La película logra el complicado equilibrio de repetir las pulsiones y la estructura del film original –tras una elipsis de cuatro décadas– comprimiendo hasta cierto punto toda la carga emocional, psicológica y reverencial que se ha gestado dentro y fuera de la pantalla durante este período de secuelas, reboots y alumnos convertidos en maestros. Como Robert Mitchell.

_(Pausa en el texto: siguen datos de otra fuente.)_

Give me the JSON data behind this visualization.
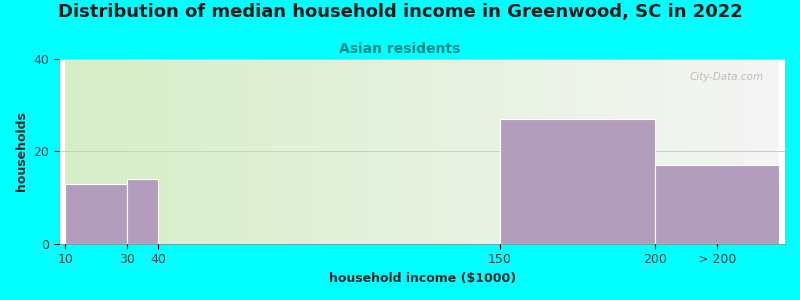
{
  "title": "Distribution of median household income in Greenwood, SC in 2022",
  "subtitle": "Asian residents",
  "xlabel": "household income ($1000)",
  "ylabel": "households",
  "background_color": "#00FFFF",
  "plot_bg_gradient_left": "#d6eec8",
  "plot_bg_gradient_right": "#f5f5f5",
  "bar_color": "#b39dbd",
  "bar_edgecolor": "#ffffff",
  "title_fontsize": 13,
  "subtitle_fontsize": 10,
  "axis_label_fontsize": 9,
  "tick_fontsize": 9,
  "title_color": "#1a1a1a",
  "subtitle_color": "#008888",
  "axis_label_color": "#2a2a2a",
  "tick_color": "#444444",
  "watermark": "City-Data.com",
  "grid_color": "#cccccc",
  "bin_edges": [
    10,
    30,
    40,
    150,
    200,
    240
  ],
  "bin_labels": [
    "10",
    "30",
    "40",
    "150",
    "200",
    "> 200"
  ],
  "values": [
    13,
    14,
    0,
    27,
    17
  ],
  "ylim": [
    0,
    40
  ],
  "yticks": [
    0,
    20,
    40
  ]
}
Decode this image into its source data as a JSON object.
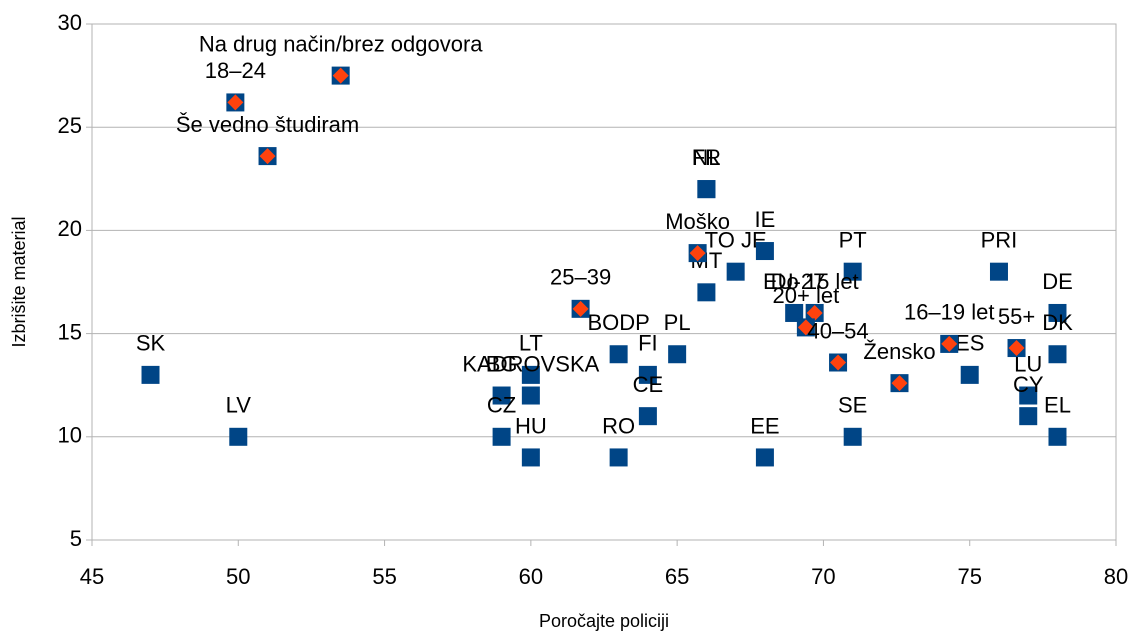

En este sentido, Gordon Green y McBride consiguen reconfigurar con acierto unas formas ya desarrolladas –el esperado comeback de Myers a Haddonfield y su regreso a la cacería– con secuencias de intriga e incluso bromas de cosecha propia que proponen aquella pequeña silueta tenebrosa en una esquina del plano subjetivo como casilla –ahora– intercambiable entre víctimas y verdugos. Todo ello, sin perder el norte de un horizonte que lleva grabado a fuego lento el sello Carpenter.
Y así las cosas, Cosmatos y Gordon Green, Mandy y Halloween, goblins y máscaras, imágenes tramposas y deudoras. La distancia es evidente. Pero no hace falta ir a Sitges ni visionar todo lo que las precede para que nos demos cuenta de que son propuestas destinadas a encontrarse, a dialogar entre sí, a rescatar un pasado abierto a todo el mundo y a invocar una última mirada: la del espectador sensato que no entiende de razas ni clases a la hora de disfrutar y pensar un cine (siempre) condenado a retroalimentarse.